Methylglyoxal synthetase, enol-pyruvaldehyde, glutathione and the glyoxalase system.

enol-Pyruvaldehyde (ePY or 2-hydroxypropenal, O=C(H)-C(OH)=CH(2)) a transient intermediate in the alkaline decomposition of the triosephosphates to methylglyoxal is now observed by UV and (1)H NMR spectroscopy as the immediate product of the methylglyoxal synthetase (MGS) reaction: dihydroxyacetone-P --> P(i) + ePY --> methylglyoxal (MG). Analysis of ePY formed from 1-(13)C- and (1R, 3S) -[1,3-(2)H]-DHAP establishes the stereochemical course of its formation by MGS. Its rate of ketonization is much too slow to be in the sequence required for the assay of MGS by coupling of the MG produced to glyoxalase I (Glx I): MG + glutathione (GSH) --> (S)-lactylglutathione (D-LG). Instead, ketonization occurs by way of the hemithioacetal (HTA) formed between ePY and GSH, and could be either an enzymatic function of Glx I or occur nonenzymatically at an activated rate. Enzymatic ketonization was ruled out because the methyl group of D-LG formed from specifically labeled ePY is achiral.

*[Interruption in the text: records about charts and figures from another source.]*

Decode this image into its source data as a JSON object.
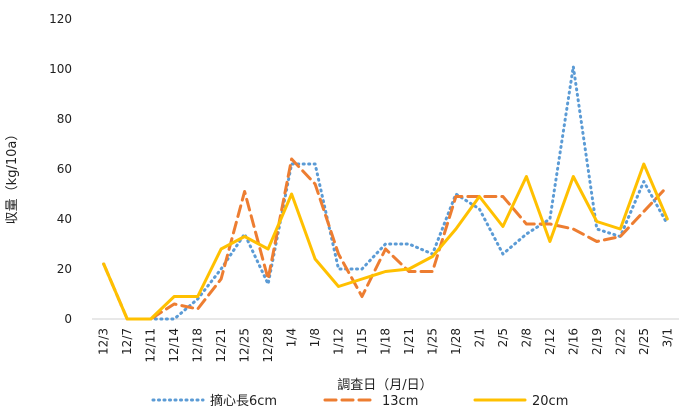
{
  "chart_data": {
    "type": "line",
    "title": "",
    "xlabel": "調査日（月/日）",
    "ylabel": "収量（kg/10a）",
    "ylim": [
      0,
      120
    ],
    "yticks": [
      0,
      20,
      40,
      60,
      80,
      100,
      120
    ],
    "grid": false,
    "legend_position": "bottom",
    "categories": [
      "12/3",
      "12/7",
      "12/11",
      "12/14",
      "12/18",
      "12/21",
      "12/25",
      "12/28",
      "1/4",
      "1/8",
      "1/12",
      "1/15",
      "1/18",
      "1/21",
      "1/25",
      "1/28",
      "2/1",
      "2/5",
      "2/8",
      "2/12",
      "2/16",
      "2/19",
      "2/22",
      "2/25",
      "3/1"
    ],
    "series": [
      {
        "name": "摘心長6cm",
        "color": "#5b9bd5",
        "style": "dotted",
        "values": [
          22,
          0,
          0,
          0,
          8,
          20,
          34,
          14,
          62,
          62,
          20,
          20,
          30,
          30,
          26,
          50,
          44,
          26,
          34,
          40,
          101,
          36,
          33,
          55,
          38
        ]
      },
      {
        "name": "13cm",
        "color": "#ed7d31",
        "style": "dashed",
        "values": [
          22,
          0,
          0,
          6,
          4,
          16,
          51,
          16,
          64,
          54,
          26,
          9,
          28,
          19,
          19,
          49,
          49,
          49,
          38,
          38,
          36,
          31,
          33,
          43,
          53
        ]
      },
      {
        "name": "20cm",
        "color": "#ffc000",
        "style": "solid",
        "values": [
          22,
          0,
          0,
          9,
          9,
          28,
          33,
          28,
          50,
          24,
          13,
          16,
          19,
          20,
          25,
          36,
          49,
          37,
          57,
          31,
          57,
          39,
          36,
          62,
          40
        ]
      }
    ]
  }
}
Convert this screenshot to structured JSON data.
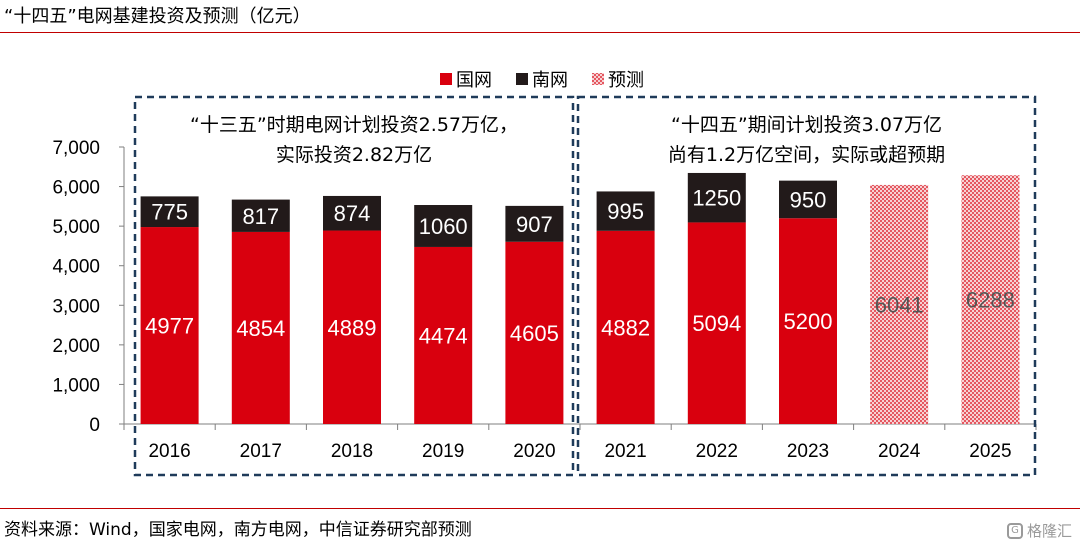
{
  "title": "“十四五”电网基建投资及预测（亿元）",
  "source": "资料来源：Wind，国家电网，南方电网，中信证券研究部预测",
  "watermark": "格隆汇",
  "colors": {
    "guowang": "#d9000e",
    "nanwang": "#221a1a",
    "forecast": "#d9000e",
    "box": "#1f3b5a"
  },
  "annotations": [
    {
      "lines": [
        "“十三五”时期电网计划投资2.57万亿，",
        "实际投资2.82万亿"
      ]
    },
    {
      "lines": [
        "“十四五”期间计划投资3.07万亿",
        "尚有1.2万亿空间，实际或超预期"
      ]
    }
  ],
  "chart_data": {
    "type": "bar",
    "stacked": true,
    "categories": [
      "2016",
      "2017",
      "2018",
      "2019",
      "2020",
      "2021",
      "2022",
      "2023",
      "2024",
      "2025"
    ],
    "series": [
      {
        "name": "国网",
        "values": [
          4977,
          4854,
          4889,
          4474,
          4605,
          4882,
          5094,
          5200,
          null,
          null
        ]
      },
      {
        "name": "南网",
        "values": [
          775,
          817,
          874,
          1060,
          907,
          995,
          1250,
          950,
          null,
          null
        ]
      },
      {
        "name": "预测",
        "values": [
          null,
          null,
          null,
          null,
          null,
          null,
          null,
          null,
          6041,
          6288
        ]
      }
    ],
    "y_ticks": [
      "0",
      "1,000",
      "2,000",
      "3,000",
      "4,000",
      "5,000",
      "6,000",
      "7,000"
    ],
    "ylim": [
      0,
      7000
    ],
    "grid": false,
    "legend": "top-right"
  }
}
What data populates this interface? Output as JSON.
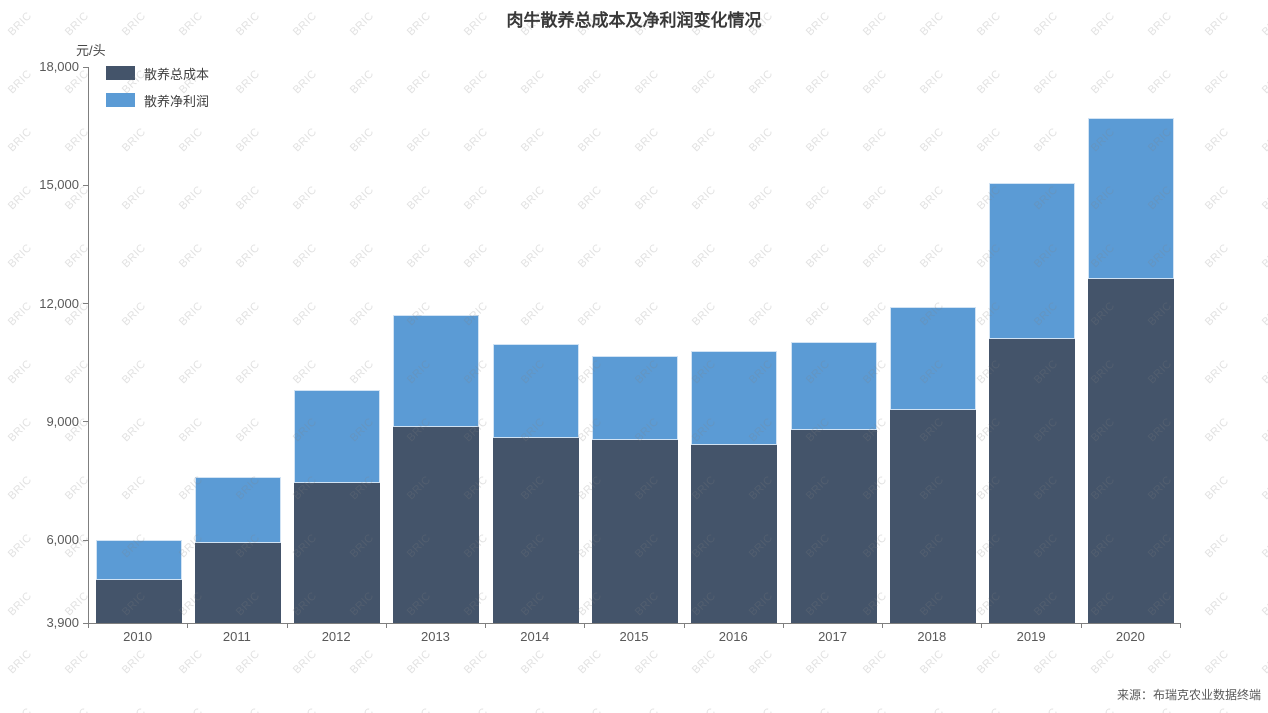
{
  "title": "肉牛散养总成本及净利润变化情况",
  "y_axis_unit": "元/头",
  "source": "来源：布瑞克农业数据终端",
  "watermark": "BRIC",
  "colors": {
    "cost": "#44546a",
    "profit": "#5b9bd5",
    "axis": "#7f7f7f",
    "tick_text": "#595959"
  },
  "chart_data": {
    "type": "bar",
    "stacked": true,
    "title": "肉牛散养总成本及净利润变化情况",
    "xlabel": "",
    "ylabel": "元/头",
    "categories": [
      "2010",
      "2011",
      "2012",
      "2013",
      "2014",
      "2015",
      "2016",
      "2017",
      "2018",
      "2019",
      "2020"
    ],
    "series": [
      {
        "name": "散养总成本",
        "color": "#44546a",
        "values": [
          5000,
          5920,
          7450,
          8880,
          8600,
          8540,
          8420,
          8800,
          9310,
          11100,
          12620
        ]
      },
      {
        "name": "散养净利润",
        "color": "#5b9bd5",
        "values": [
          1000,
          1690,
          2350,
          2820,
          2380,
          2120,
          2380,
          2230,
          2600,
          3950,
          4080
        ]
      }
    ],
    "stacked_totals": [
      6000,
      7610,
      9800,
      11700,
      10980,
      10660,
      10800,
      11030,
      11910,
      15050,
      16700
    ],
    "ylim": [
      3900,
      18000
    ],
    "y_ticks": [
      3900,
      6000,
      9000,
      12000,
      15000,
      18000
    ],
    "grid": false,
    "legend_position": "top-left"
  }
}
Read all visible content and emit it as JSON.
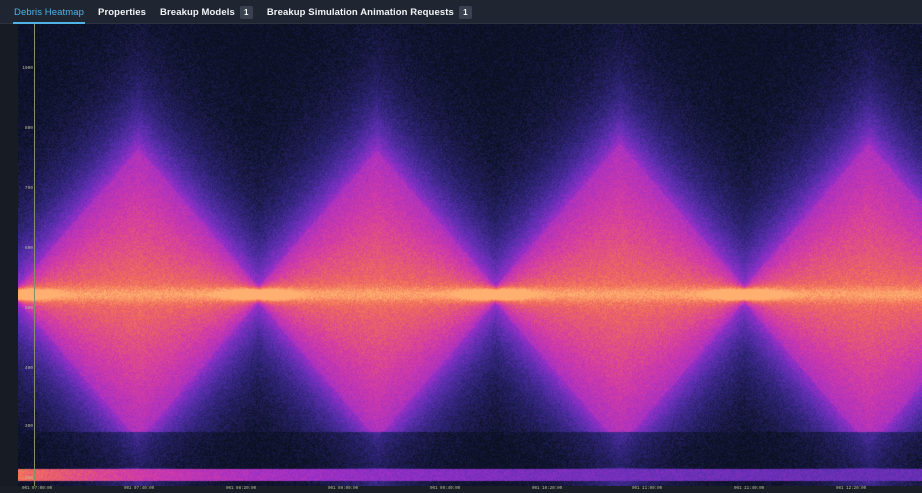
{
  "tabs": [
    {
      "label": "Debris Heatmap",
      "active": true
    },
    {
      "label": "Properties",
      "active": false
    },
    {
      "label": "Breakup Models",
      "badge": "1",
      "active": false
    },
    {
      "label": "Breakup Simulation Animation Requests",
      "badge": "1",
      "active": false
    }
  ],
  "heatmap": {
    "colormap": [
      "#0b1020",
      "#2a2370",
      "#5b2fb0",
      "#9a2fc8",
      "#d23aa8",
      "#f06a5a",
      "#ffb070"
    ],
    "axis_color": "#8a8f6a"
  },
  "y_axis": {
    "ticks": [
      "1000",
      "800",
      "700",
      "600",
      "500",
      "400",
      "300",
      "200"
    ]
  },
  "x_axis": {
    "ticks": [
      "001 07:00:00",
      "001 07:40:00",
      "001 08:20:00",
      "001 09:00:00",
      "001 09:40:00",
      "001 10:20:00",
      "001 11:00:00",
      "001 11:40:00",
      "001 12:20:00"
    ]
  }
}
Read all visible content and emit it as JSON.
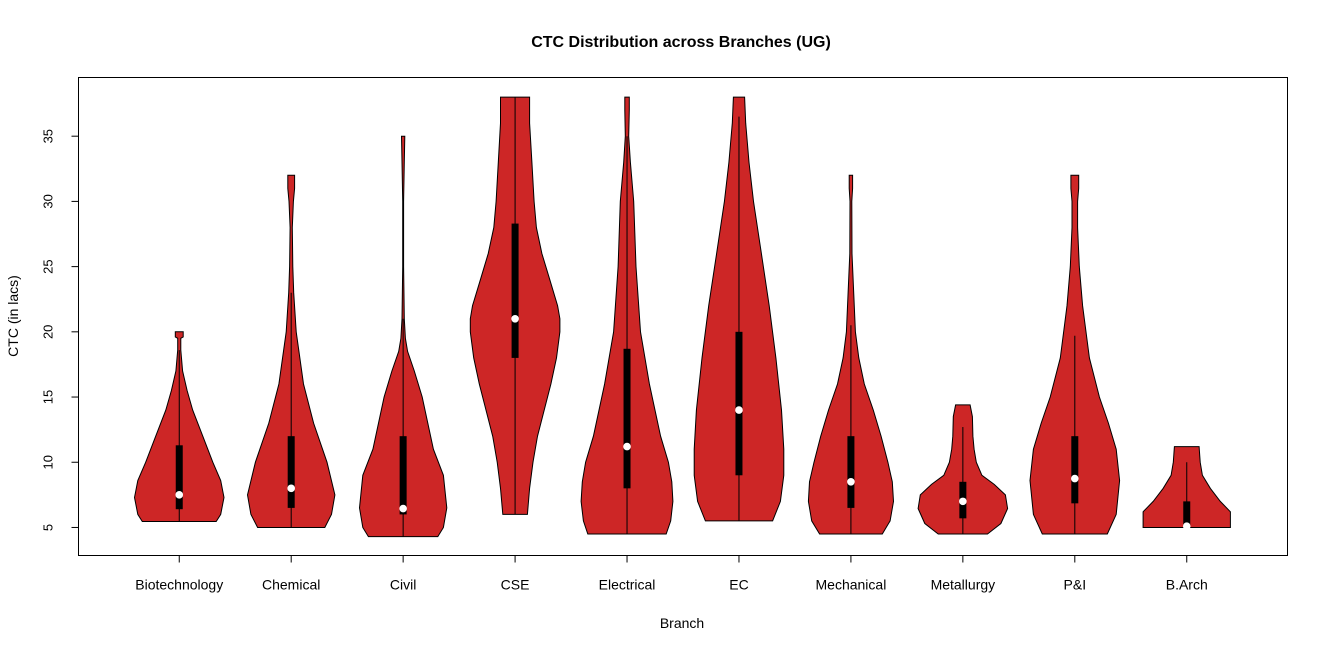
{
  "chart_data": {
    "type": "violin",
    "title": "CTC Distribution across Branches (UG)",
    "xlabel": "Branch",
    "ylabel": "CTC (in lacs)",
    "categories": [
      "Biotechnology",
      "Chemical",
      "Civil",
      "CSE",
      "Electrical",
      "EC",
      "Mechanical",
      "Metallurgy",
      "P&I",
      "B.Arch"
    ],
    "yticks": [
      5,
      10,
      15,
      20,
      25,
      30,
      35
    ],
    "ylim": [
      2.85,
      39.5
    ],
    "xlim": [
      0.1,
      10.9
    ],
    "grid": false,
    "fill_color": "#CD2626",
    "box_color": "#000000",
    "median_color": "#FFFFFF",
    "violins": [
      {
        "min": 5.46,
        "max": 20,
        "q1": 6.4,
        "median": 7.5,
        "q3": 11.3,
        "whisker_low": 5.46,
        "whisker_high": 18.6,
        "density": [
          [
            5.46,
            0.33
          ],
          [
            6,
            0.37
          ],
          [
            7.3,
            0.4
          ],
          [
            8.6,
            0.37
          ],
          [
            10,
            0.3
          ],
          [
            12,
            0.21
          ],
          [
            14,
            0.12
          ],
          [
            15.5,
            0.07
          ],
          [
            17,
            0.03
          ],
          [
            18.6,
            0.014
          ],
          [
            19.5,
            0.014
          ],
          [
            19.6,
            0.035
          ],
          [
            20,
            0.035
          ]
        ]
      },
      {
        "min": 5,
        "max": 32,
        "q1": 6.5,
        "median": 8,
        "q3": 12,
        "whisker_low": 5,
        "whisker_high": 23,
        "density": [
          [
            5,
            0.3
          ],
          [
            6,
            0.36
          ],
          [
            7.5,
            0.39
          ],
          [
            10,
            0.32
          ],
          [
            13,
            0.2
          ],
          [
            16,
            0.11
          ],
          [
            20,
            0.045
          ],
          [
            23,
            0.022
          ],
          [
            25,
            0.014
          ],
          [
            28,
            0.01
          ],
          [
            30,
            0.02
          ],
          [
            31,
            0.03
          ],
          [
            32,
            0.03
          ]
        ]
      },
      {
        "min": 4.3,
        "max": 35,
        "q1": 6.0,
        "median": 6.45,
        "q3": 12,
        "whisker_low": 4.3,
        "whisker_high": 21,
        "density": [
          [
            4.3,
            0.31
          ],
          [
            5,
            0.36
          ],
          [
            6.5,
            0.39
          ],
          [
            9,
            0.36
          ],
          [
            11,
            0.27
          ],
          [
            13,
            0.22
          ],
          [
            15,
            0.17
          ],
          [
            17,
            0.1
          ],
          [
            18.5,
            0.04
          ],
          [
            19.5,
            0.02
          ],
          [
            21,
            0.01
          ],
          [
            25,
            0.004
          ],
          [
            30,
            0.004
          ],
          [
            33,
            0.01
          ],
          [
            35,
            0.015
          ]
        ]
      },
      {
        "min": 6,
        "max": 38,
        "q1": 18,
        "median": 21,
        "q3": 28.3,
        "whisker_low": 6,
        "whisker_high": 38,
        "density": [
          [
            6,
            0.11
          ],
          [
            8,
            0.13
          ],
          [
            10,
            0.16
          ],
          [
            12,
            0.2
          ],
          [
            14,
            0.26
          ],
          [
            16,
            0.32
          ],
          [
            18,
            0.37
          ],
          [
            20,
            0.4
          ],
          [
            21,
            0.4
          ],
          [
            22,
            0.38
          ],
          [
            24,
            0.31
          ],
          [
            26,
            0.24
          ],
          [
            28,
            0.19
          ],
          [
            30,
            0.17
          ],
          [
            33,
            0.15
          ],
          [
            36,
            0.13
          ],
          [
            38,
            0.13
          ]
        ]
      },
      {
        "min": 4.5,
        "max": 38,
        "q1": 8,
        "median": 11.2,
        "q3": 18.7,
        "whisker_low": 4.5,
        "whisker_high": 35,
        "density": [
          [
            4.5,
            0.35
          ],
          [
            5.5,
            0.39
          ],
          [
            7,
            0.41
          ],
          [
            8.5,
            0.4
          ],
          [
            10,
            0.37
          ],
          [
            12,
            0.3
          ],
          [
            14,
            0.25
          ],
          [
            16,
            0.2
          ],
          [
            20,
            0.12
          ],
          [
            25,
            0.08
          ],
          [
            30,
            0.06
          ],
          [
            33,
            0.03
          ],
          [
            35,
            0.015
          ],
          [
            37,
            0.02
          ],
          [
            38,
            0.02
          ]
        ]
      },
      {
        "min": 5.5,
        "max": 38,
        "q1": 9,
        "median": 14,
        "q3": 20,
        "whisker_low": 5.5,
        "whisker_high": 36.5,
        "density": [
          [
            5.5,
            0.3
          ],
          [
            7,
            0.37
          ],
          [
            9,
            0.4
          ],
          [
            11,
            0.4
          ],
          [
            14,
            0.38
          ],
          [
            18,
            0.33
          ],
          [
            22,
            0.27
          ],
          [
            26,
            0.2
          ],
          [
            30,
            0.13
          ],
          [
            33,
            0.09
          ],
          [
            36,
            0.06
          ],
          [
            38,
            0.05
          ]
        ]
      },
      {
        "min": 4.5,
        "max": 32,
        "q1": 6.5,
        "median": 8.5,
        "q3": 12,
        "whisker_low": 4.5,
        "whisker_high": 20.5,
        "density": [
          [
            4.5,
            0.28
          ],
          [
            5.5,
            0.35
          ],
          [
            7,
            0.38
          ],
          [
            8.5,
            0.37
          ],
          [
            10,
            0.33
          ],
          [
            12,
            0.27
          ],
          [
            14,
            0.2
          ],
          [
            16,
            0.12
          ],
          [
            18,
            0.07
          ],
          [
            20,
            0.04
          ],
          [
            23,
            0.025
          ],
          [
            26,
            0.01
          ],
          [
            30,
            0.008
          ],
          [
            31,
            0.015
          ],
          [
            32,
            0.015
          ]
        ]
      },
      {
        "min": 4.5,
        "max": 14.4,
        "q1": 5.7,
        "median": 7.0,
        "q3": 8.5,
        "whisker_low": 4.5,
        "whisker_high": 12.7,
        "density": [
          [
            4.5,
            0.22
          ],
          [
            5.3,
            0.34
          ],
          [
            6.45,
            0.4
          ],
          [
            7.5,
            0.38
          ],
          [
            8.3,
            0.28
          ],
          [
            9,
            0.17
          ],
          [
            10,
            0.12
          ],
          [
            11,
            0.1
          ],
          [
            12,
            0.09
          ],
          [
            13.5,
            0.085
          ],
          [
            14.4,
            0.065
          ]
        ]
      },
      {
        "min": 4.5,
        "max": 32,
        "q1": 6.85,
        "median": 8.75,
        "q3": 12,
        "whisker_low": 4.5,
        "whisker_high": 19.7,
        "density": [
          [
            4.5,
            0.29
          ],
          [
            6,
            0.37
          ],
          [
            8.6,
            0.4
          ],
          [
            11,
            0.37
          ],
          [
            13,
            0.3
          ],
          [
            15,
            0.22
          ],
          [
            18,
            0.13
          ],
          [
            22,
            0.07
          ],
          [
            25,
            0.04
          ],
          [
            28,
            0.025
          ],
          [
            30,
            0.025
          ],
          [
            31,
            0.035
          ],
          [
            32,
            0.035
          ]
        ]
      },
      {
        "min": 5,
        "max": 11.2,
        "q1": 5,
        "median": 5.1,
        "q3": 7,
        "whisker_low": 5,
        "whisker_high": 10,
        "density": [
          [
            5,
            0.39
          ],
          [
            6.2,
            0.39
          ],
          [
            7,
            0.3
          ],
          [
            8,
            0.21
          ],
          [
            9,
            0.14
          ],
          [
            10,
            0.12
          ],
          [
            11.2,
            0.11
          ]
        ]
      }
    ]
  }
}
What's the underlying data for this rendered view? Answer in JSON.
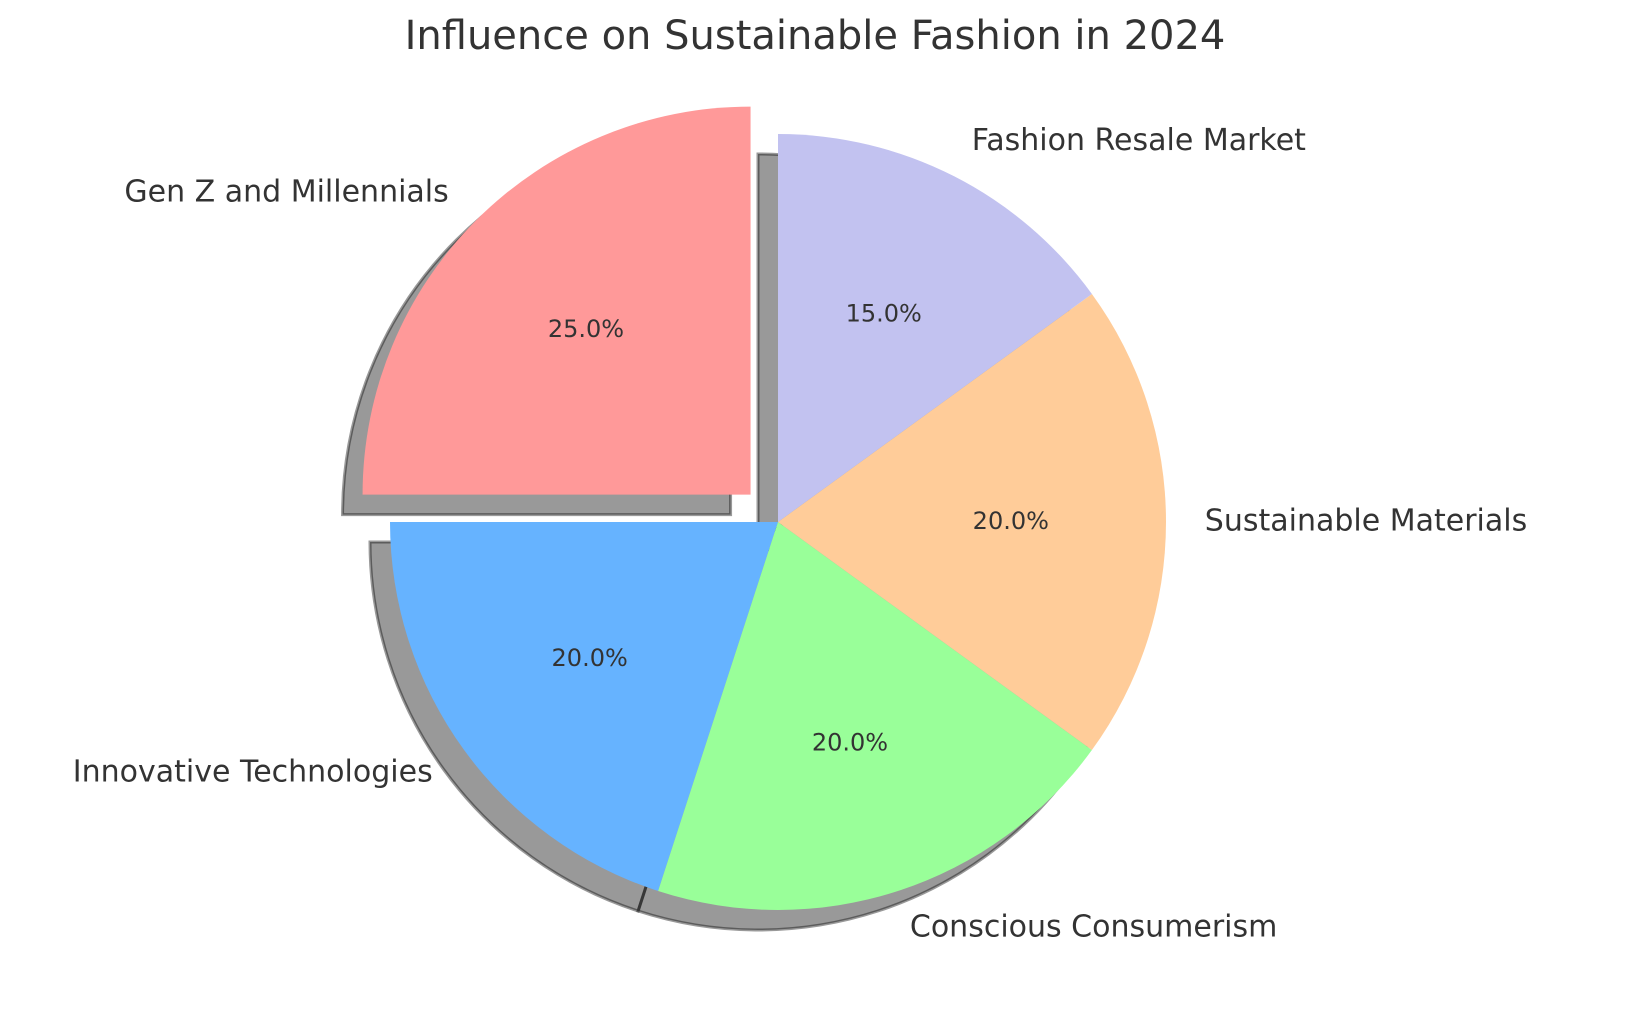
{
  "chart_data": {
    "type": "pie",
    "title": "Influence on Sustainable Fashion in 2024",
    "categories": [
      "Gen Z and Millennials",
      "Innovative Technologies",
      "Conscious Consumerism",
      "Sustainable Materials",
      "Fashion Resale Market"
    ],
    "values": [
      25,
      20,
      20,
      20,
      15
    ],
    "value_labels": [
      "25.0%",
      "20.0%",
      "20.0%",
      "20.0%",
      "15.0%"
    ],
    "colors": [
      "#ff9999",
      "#66b3ff",
      "#99ff99",
      "#ffcc99",
      "#c2c2f0"
    ],
    "explode": [
      0.1,
      0,
      0,
      0,
      0
    ],
    "start_angle": 90,
    "shadow": true
  }
}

Chemical ketonization of ePY is activated by general bases, such as acetate, and by thiols such as GSH and 2-mercaptoethanol, which disrupt its stabilizing double bond conjugation as hemithioacetal (HTA) adducts. 2-Mercaptoacetate combines both functions, acting as the HTA adduct of ePY with the appended carboxylate group presumably positioned to promote abstraction of the enol proton and protonation of the enolate carbon at an accelerated rate. In the MGS-Glx I system (dihydroxyacetone-P --> ePY, ePY + GSH --> GS-ePY, GS-ePY --> GS-MG, GS-MG --> D-LG), the nonenzymatic 2nd and 3rd steps describe the catalytic role of GSH in the critical ketonization process and set the stage for its participation in the glyoxalase system.